IntervalJoinTest.scala
package com.atguigu.chapter05
import com.atguigu.chapter02.Source.Event
import org.apache.flink.streaming.api.functions.co.ProcessJoinFunction
import org.apache.flink.streaming.api.scala._
import org.apache.flink.streaming.api.windowing.time.Time
import org.apache.flink.util.Collector
object IntervalJoinTest {
def main(args: Array[String]): Unit = {
val env: StreamExecutionEnvironment = StreamExecutionEnvironment.getExecutionEnvironment
env.setParallelism(1)
// 订单事件流
val orderStream: DataStream[(String, String, Long)] = env
.fromElements(
("Mary", "order-1", 5000L),
("Alice", "order-2", 5000L),
("Bob", "order-3", 20000L),
("Alice", "order-4", 20000L),
("Cary", "order-5", 51000L)
).assignAscendingTimestamps(_._3)
// 点击事件流
val pvStream: DataStream[Event] = env
.fromElements(
Event("Bob", "./cart", 2000L),
Event("Alice", "./prod?id=100", 3000L),
Event("Alice", "./prod?id=200", 3500L),
Event("Bob", "./prod?id=2", 2500L),
Event("Alice", "./prod?id=300", 36000L),
Event("Bob", "./home", 30000L),
Event("Bob", "./prod?id=1", 23000L),
Event("Bob", "./prod?id=3", 33000L)
).assignAscendingTimestamps(_.timestamp)
// 两条流进行间隔连接,匹配一个订单事件前后一段时间内发生的点击事件
orderStream.keyBy(_._1)
.intervalJoin(pvStream.keyBy(_.user))
.between(Time.seconds(-5),Time.seconds(10))

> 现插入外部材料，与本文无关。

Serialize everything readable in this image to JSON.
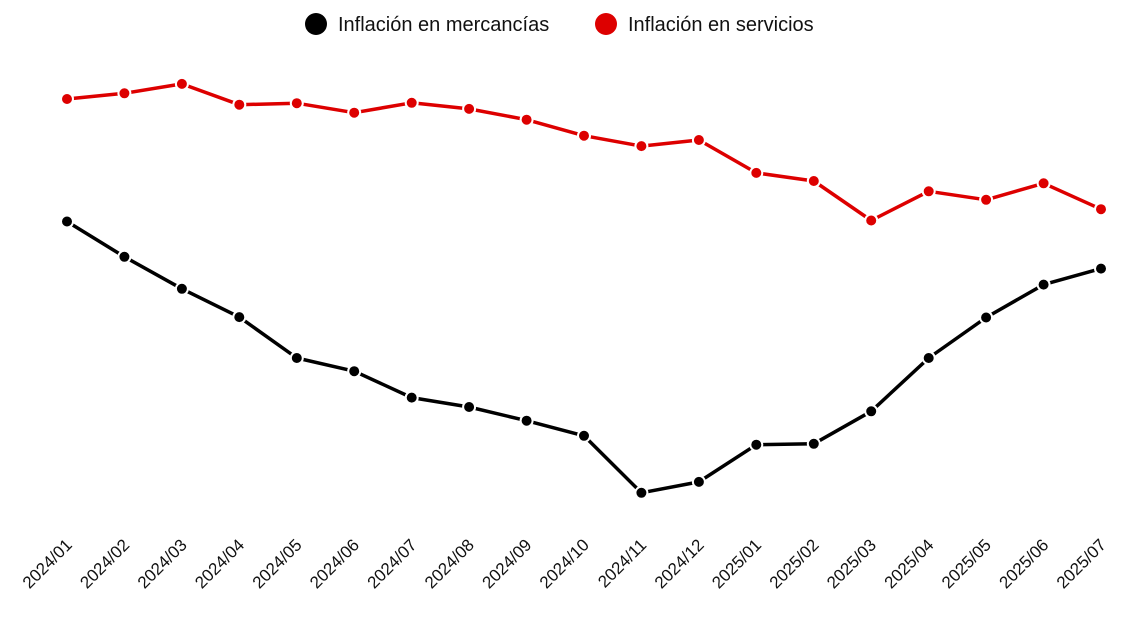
{
  "chart_data": {
    "type": "line",
    "title": "",
    "xlabel": "",
    "ylabel": "",
    "grid": false,
    "legend_position": "top-center",
    "categories": [
      "2024/01",
      "2024/02",
      "2024/03",
      "2024/04",
      "2024/05",
      "2024/06",
      "2024/07",
      "2024/08",
      "2024/09",
      "2024/10",
      "2024/11",
      "2024/12",
      "2025/01",
      "2025/02",
      "2025/03",
      "2025/04",
      "2025/05",
      "2025/06",
      "2025/07"
    ],
    "ylim": [
      0,
      10
    ],
    "series": [
      {
        "name": "Inflación en mercancías",
        "color": "#000000",
        "values": [
          7.4,
          6.65,
          5.97,
          5.37,
          4.5,
          4.22,
          3.66,
          3.46,
          3.17,
          2.85,
          1.64,
          1.87,
          2.66,
          2.68,
          3.37,
          4.5,
          5.36,
          6.06,
          6.4
        ]
      },
      {
        "name": "Inflación en servicios",
        "color": "#dd0000",
        "values": [
          10.0,
          10.12,
          10.32,
          9.88,
          9.91,
          9.71,
          9.92,
          9.79,
          9.56,
          9.22,
          9.0,
          9.13,
          8.43,
          8.26,
          7.42,
          8.04,
          7.86,
          8.21,
          7.66
        ]
      }
    ]
  }
}
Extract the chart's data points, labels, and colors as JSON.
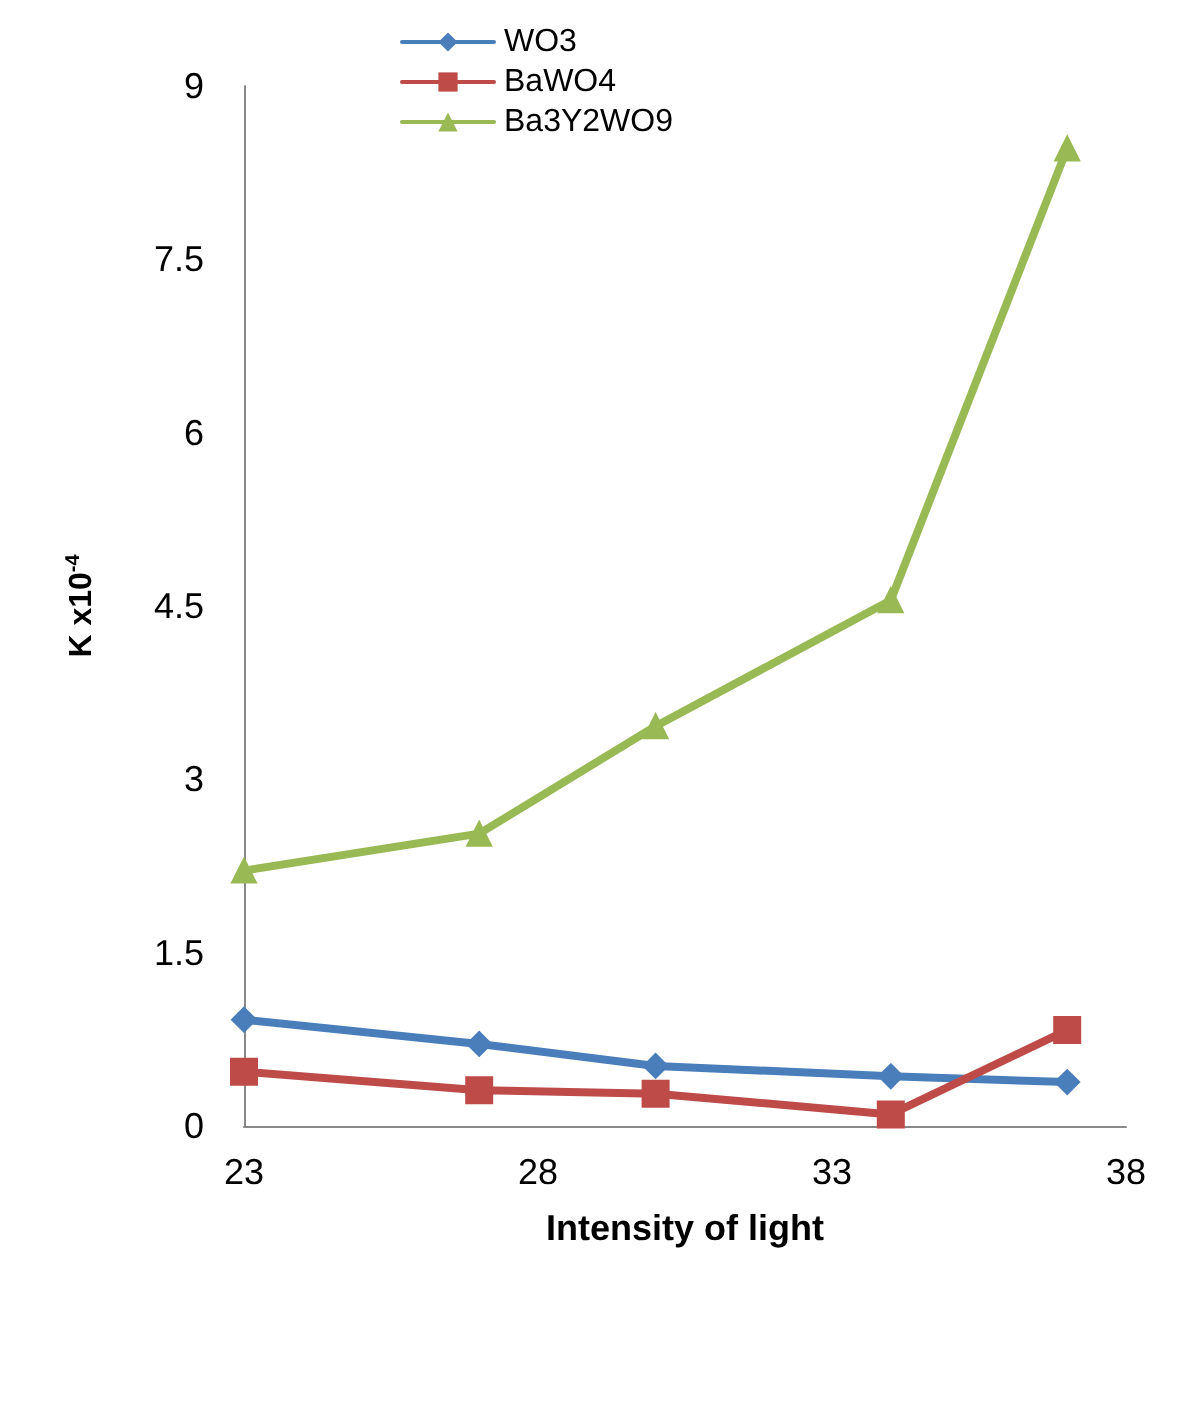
{
  "chart_data": {
    "type": "line",
    "xlabel": "Intensity of light",
    "ylabel": "K x10$^{-4}$",
    "x": [
      23,
      27,
      30,
      34,
      37
    ],
    "series": [
      {
        "name": "WO3",
        "color": "#4a7ebb",
        "marker": "diamond",
        "values": [
          0.92,
          0.71,
          0.52,
          0.43,
          0.38
        ]
      },
      {
        "name": "BaWO4",
        "color": "#be4b48",
        "marker": "square",
        "values": [
          0.47,
          0.31,
          0.28,
          0.1,
          0.83
        ]
      },
      {
        "name": "Ba3Y2WO9",
        "color": "#98b954",
        "marker": "triangle",
        "values": [
          2.21,
          2.53,
          3.46,
          4.55,
          8.46
        ]
      }
    ],
    "xlim": [
      23,
      38
    ],
    "xticks": [
      23,
      28,
      33,
      38
    ],
    "ylim": [
      0,
      9
    ],
    "yticks": [
      0,
      1.5,
      3,
      4.5,
      6,
      7.5,
      9
    ],
    "grid": false,
    "legend": "top",
    "line_style": "solid"
  }
}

.process(new ProcessJoinFunction[(String, String, Long),Event,String] {
override def processElement(left: (String, String, Long), right: Event, ctx: ProcessJoinFunction[(String, String, Long), Event, String]#Context, out: Collector[String]): Unit = {
out.collect(left+"=>"+right)
}
})
.print()
env.execute()
}
}
和窗口连接很象,区别是,CoGroup以整个窗口为一组进行连接
CoGroupTest.scala
package com.atguigu.chapter05
import org.apache.flink.api.common.functions.{CoGroupFunction, JoinFunction}
import org.apache.flink.streaming.api.scala._
import org.apache.flink.streaming.api.windowing.assigners.TumblingEventTimeWindows
import org.apache.flink.streaming.api.windowing.time.Time
import org.apache.flink.util.Collector
import java.lang
object CoGroupTest {
def main(args: Array[String]): Unit = {
val env: StreamExecutionEnvironment = StreamExecutionEnvironment.getExecutionEnvironment
env.setParallelism(1)
val stream1: DataStream[(String, Long)] = env.fromElements(
("a", 1000L),
("b", 1000L),
("a", 2000L),
("a", 2000L)
).assignAscendingTimestamps(_._2)
val stream2: DataStream[(String, Long)] = env.fromElements(
("a", 3000L),
("b", 3000L),
("a", 4000L),
("b", 4000L)
).assignAscendingTimestamps(_._2)
// 窗口同组连接操作
stream1.coGroup(stream2)
.where(_._1)
.equalTo(_._1)
.window(TumblingEventTimeWindows.of(Time.seconds(5)))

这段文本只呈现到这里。